Certainly organizations benefit from teamwork, from standards of excellence, from dialogue, from quality control. But all these rely fundamentally on a skill we rarely develop directly: the skill of thinking fluidly and with concentration. When I am truly concentrated on any task, it becomes new — and it gives rise to unexpected life. The practice of attentive thinking leads us to participate wakingly, knowingly, in the unfolding generative order. We can co-create at the level of living thought, before thought descends into language and image.

This kind of attention gives us access to a far greater range of information and awareness, and allows us to participate in creating reality before it is concretized in the material world through behaviors, patterns, and objects.

 

Compassion

The principle of compassion or love is an undiscussable in most business and institutional settings, but is fundamental to the practice of accessing primary knowing. Since primary knowing is based on wholes larger than the self, it is at its essence deeply compassionate. A key dynamic that occurs when a team or group accesses primary knowing is that walls or boundaries between the participants fall away and intense collective feelings sweep through the group. Accordingly, a profound opening of the heart is a natural and essential element of the practice. Without this element, primary knowing simply does not take place.

 

In our conversations with Professor Rosch, she said that the body is a kind of energy system that can actually serve as a bridge to primary knowing. "The heart," she said, "may be the best access to the physical system to this kind of wisdom." The heart plays a major role in our overall consciousness. It is now widely accepted that complex neuro- structures exist not only in the brain but in the heart as well. Actions in the heart precede the actions of both the body and the mind.

 

The Heartmath Institute has done extensive research on what they call "heart intelligence". Bruce Cryer of the Heartmath Institute explained to us:

 

 

In a sense, the physical heart is the transmitter station for spirit. Many cultures throughout history have considered the heart to be the core of the soul, even the core of intelligence. It’s really only been during the last 100 years that the heart has not been viewed to be a source of intelligence. In most other cultures of the world, the heart is still seen as terribly central to what the experience of being human really means.
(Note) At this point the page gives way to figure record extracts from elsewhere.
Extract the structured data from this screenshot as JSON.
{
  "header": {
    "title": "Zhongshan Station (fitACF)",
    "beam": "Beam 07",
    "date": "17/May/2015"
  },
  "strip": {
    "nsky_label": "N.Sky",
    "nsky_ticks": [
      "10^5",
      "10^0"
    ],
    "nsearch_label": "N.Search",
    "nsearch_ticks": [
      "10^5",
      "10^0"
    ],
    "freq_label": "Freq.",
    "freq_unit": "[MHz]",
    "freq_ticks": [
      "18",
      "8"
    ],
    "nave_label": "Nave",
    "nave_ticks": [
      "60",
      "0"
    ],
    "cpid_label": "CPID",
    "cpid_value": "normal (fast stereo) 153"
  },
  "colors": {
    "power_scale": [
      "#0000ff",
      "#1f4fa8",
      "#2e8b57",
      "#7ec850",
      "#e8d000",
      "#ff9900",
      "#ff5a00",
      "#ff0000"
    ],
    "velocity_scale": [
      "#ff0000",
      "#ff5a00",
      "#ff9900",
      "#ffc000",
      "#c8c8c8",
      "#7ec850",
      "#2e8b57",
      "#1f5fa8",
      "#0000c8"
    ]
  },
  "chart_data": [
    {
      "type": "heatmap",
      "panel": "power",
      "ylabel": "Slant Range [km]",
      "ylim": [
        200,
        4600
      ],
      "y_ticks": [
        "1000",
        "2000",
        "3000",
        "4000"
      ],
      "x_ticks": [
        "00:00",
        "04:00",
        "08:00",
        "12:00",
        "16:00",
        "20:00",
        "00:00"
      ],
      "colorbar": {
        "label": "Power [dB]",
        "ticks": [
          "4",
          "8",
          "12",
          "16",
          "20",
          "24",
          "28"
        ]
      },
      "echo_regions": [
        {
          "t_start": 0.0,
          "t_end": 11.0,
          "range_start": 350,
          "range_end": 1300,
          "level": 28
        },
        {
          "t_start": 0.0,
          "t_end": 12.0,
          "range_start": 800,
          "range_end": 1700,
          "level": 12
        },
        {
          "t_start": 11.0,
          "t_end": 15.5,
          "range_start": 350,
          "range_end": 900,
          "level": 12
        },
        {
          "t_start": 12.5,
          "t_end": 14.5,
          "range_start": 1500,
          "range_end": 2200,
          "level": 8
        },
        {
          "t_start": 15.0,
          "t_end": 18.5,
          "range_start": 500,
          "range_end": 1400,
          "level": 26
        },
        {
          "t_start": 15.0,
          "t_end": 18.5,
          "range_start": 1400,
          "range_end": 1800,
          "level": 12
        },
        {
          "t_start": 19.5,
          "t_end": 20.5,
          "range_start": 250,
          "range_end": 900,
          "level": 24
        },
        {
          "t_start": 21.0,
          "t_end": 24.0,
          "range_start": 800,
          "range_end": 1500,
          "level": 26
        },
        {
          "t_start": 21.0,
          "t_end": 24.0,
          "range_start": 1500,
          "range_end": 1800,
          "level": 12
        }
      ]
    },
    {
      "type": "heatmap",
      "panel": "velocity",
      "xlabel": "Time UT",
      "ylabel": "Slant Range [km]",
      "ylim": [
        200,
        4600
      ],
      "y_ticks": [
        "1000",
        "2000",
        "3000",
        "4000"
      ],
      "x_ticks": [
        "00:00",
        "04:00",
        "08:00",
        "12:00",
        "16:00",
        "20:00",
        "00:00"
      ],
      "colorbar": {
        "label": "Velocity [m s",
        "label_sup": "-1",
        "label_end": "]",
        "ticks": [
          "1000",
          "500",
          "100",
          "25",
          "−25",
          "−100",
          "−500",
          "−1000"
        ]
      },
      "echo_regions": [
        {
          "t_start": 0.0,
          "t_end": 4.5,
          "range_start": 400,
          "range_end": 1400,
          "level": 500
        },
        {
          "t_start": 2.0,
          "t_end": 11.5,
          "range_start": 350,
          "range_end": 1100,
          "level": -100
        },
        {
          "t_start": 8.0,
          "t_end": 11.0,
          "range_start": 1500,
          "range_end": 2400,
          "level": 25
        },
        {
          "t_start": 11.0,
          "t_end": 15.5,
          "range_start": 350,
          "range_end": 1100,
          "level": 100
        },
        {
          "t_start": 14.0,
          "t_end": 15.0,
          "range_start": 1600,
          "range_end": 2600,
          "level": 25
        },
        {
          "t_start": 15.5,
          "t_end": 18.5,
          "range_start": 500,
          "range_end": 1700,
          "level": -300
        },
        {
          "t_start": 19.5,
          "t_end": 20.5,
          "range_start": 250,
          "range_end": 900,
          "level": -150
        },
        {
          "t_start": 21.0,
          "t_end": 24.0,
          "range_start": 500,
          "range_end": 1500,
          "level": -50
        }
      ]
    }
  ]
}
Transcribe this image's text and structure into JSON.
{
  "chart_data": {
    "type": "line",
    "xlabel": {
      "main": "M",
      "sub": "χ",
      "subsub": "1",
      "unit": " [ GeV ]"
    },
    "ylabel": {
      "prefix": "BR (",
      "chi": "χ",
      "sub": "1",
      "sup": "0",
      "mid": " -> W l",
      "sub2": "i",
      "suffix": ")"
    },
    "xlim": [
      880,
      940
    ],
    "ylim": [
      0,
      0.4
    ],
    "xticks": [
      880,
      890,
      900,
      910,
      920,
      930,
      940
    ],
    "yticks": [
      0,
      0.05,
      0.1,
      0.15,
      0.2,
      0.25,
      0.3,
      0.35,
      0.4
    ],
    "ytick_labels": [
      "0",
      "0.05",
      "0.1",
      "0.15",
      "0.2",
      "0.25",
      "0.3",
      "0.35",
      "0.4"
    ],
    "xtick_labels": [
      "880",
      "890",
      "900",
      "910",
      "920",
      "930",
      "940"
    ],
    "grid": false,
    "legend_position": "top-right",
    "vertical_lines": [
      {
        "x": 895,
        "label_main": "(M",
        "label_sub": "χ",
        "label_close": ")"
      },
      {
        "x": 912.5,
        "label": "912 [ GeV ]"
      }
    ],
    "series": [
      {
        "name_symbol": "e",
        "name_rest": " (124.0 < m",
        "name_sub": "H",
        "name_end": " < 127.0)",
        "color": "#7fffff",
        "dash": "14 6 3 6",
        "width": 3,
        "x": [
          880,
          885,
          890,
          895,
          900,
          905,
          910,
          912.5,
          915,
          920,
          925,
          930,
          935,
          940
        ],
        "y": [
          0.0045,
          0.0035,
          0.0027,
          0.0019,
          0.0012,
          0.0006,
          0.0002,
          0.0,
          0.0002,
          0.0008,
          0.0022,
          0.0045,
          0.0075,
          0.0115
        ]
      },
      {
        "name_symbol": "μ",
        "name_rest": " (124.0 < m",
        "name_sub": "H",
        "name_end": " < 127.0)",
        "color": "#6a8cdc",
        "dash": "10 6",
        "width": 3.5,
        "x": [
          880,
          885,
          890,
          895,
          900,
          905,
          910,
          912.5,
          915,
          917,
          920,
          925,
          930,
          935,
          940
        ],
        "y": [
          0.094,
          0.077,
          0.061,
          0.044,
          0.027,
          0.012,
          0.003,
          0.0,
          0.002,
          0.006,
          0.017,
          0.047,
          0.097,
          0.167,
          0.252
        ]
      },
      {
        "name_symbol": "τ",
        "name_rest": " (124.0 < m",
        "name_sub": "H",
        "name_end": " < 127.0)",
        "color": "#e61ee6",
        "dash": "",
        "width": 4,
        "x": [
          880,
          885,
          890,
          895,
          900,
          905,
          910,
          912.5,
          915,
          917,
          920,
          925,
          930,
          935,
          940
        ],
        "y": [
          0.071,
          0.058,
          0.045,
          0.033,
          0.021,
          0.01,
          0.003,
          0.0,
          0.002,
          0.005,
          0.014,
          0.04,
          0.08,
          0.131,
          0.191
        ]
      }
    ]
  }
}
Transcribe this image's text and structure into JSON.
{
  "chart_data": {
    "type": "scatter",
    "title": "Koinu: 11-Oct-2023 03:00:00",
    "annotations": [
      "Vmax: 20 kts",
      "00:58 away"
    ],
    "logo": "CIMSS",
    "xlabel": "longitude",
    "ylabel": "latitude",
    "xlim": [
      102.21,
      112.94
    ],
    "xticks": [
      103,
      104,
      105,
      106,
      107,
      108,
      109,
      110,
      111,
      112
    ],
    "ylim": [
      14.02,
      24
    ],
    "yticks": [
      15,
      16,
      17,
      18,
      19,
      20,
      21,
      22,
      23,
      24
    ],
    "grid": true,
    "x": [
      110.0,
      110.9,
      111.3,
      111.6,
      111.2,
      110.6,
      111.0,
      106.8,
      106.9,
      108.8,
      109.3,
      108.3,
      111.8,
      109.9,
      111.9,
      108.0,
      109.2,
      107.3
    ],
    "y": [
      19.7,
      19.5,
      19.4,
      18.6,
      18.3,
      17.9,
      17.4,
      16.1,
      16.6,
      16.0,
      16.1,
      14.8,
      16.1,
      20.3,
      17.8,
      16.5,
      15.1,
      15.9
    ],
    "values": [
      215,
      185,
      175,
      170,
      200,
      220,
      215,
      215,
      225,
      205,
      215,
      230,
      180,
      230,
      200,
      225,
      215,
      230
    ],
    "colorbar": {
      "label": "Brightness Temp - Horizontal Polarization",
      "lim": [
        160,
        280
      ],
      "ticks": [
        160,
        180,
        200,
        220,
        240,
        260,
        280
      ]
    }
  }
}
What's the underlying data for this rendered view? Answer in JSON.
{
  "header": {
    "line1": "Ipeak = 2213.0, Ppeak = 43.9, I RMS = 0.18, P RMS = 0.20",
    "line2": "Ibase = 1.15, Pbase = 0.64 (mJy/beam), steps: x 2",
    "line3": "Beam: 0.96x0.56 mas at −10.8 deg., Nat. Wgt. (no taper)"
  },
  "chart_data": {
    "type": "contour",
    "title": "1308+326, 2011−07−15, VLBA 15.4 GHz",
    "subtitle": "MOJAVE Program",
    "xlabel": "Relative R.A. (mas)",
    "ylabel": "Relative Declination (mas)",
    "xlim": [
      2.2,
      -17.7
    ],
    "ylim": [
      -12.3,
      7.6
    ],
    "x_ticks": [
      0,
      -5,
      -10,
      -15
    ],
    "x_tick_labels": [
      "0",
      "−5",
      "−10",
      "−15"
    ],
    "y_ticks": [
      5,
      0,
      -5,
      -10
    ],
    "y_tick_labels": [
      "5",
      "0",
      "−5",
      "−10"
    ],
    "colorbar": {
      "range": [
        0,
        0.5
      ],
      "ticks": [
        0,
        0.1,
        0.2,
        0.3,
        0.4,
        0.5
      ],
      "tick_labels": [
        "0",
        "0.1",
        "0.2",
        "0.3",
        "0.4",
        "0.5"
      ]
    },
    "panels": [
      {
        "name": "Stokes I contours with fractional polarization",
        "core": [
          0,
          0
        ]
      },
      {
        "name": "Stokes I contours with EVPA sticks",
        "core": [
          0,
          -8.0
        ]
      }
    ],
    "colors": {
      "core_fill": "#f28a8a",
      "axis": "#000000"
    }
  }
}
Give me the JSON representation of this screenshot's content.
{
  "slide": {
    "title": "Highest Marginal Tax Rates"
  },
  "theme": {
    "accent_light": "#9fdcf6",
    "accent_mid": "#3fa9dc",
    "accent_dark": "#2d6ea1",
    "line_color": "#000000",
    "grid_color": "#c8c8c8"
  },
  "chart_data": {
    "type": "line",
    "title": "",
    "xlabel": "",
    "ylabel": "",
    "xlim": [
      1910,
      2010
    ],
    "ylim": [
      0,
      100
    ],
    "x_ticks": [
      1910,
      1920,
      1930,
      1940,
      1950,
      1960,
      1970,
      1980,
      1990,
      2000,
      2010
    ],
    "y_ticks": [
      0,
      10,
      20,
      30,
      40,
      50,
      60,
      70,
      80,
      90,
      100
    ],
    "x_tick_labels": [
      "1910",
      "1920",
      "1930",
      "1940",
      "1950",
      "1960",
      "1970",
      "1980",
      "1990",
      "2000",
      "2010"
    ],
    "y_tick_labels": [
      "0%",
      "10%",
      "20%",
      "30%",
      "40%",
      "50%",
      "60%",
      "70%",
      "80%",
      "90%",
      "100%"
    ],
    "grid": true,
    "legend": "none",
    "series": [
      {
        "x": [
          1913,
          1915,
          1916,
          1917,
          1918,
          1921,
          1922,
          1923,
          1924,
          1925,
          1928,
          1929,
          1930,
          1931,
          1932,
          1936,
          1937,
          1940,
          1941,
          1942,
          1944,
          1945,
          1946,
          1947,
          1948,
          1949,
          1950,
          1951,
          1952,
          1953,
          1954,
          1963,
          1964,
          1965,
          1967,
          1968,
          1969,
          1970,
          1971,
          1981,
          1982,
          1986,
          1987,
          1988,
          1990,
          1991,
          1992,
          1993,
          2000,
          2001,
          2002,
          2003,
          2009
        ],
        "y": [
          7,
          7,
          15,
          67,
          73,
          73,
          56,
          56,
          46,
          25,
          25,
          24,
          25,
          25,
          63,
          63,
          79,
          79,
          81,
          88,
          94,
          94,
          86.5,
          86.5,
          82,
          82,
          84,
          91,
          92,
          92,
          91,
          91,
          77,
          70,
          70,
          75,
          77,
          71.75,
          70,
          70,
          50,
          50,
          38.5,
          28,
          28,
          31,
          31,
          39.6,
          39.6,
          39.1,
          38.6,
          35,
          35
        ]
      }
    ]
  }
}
Organizations that learn to nurture this intelligence, says Rosch, will be "shockingly effective."

 

 

Summary

In summary, we found that leading in the digital economy requires sensing and recognizing emerging patterns and positioning oneself, personally and organizationally, as part of the forces of change that are continually reshaping the world. Those who are successful appear to follow practices and principles which enhance this capacity. When this capability is fully developed, leaders at every level in organizations will find that through their intentions and actions they themselves can actively participate in the unfolding of new business worlds – and the rules by which they are created.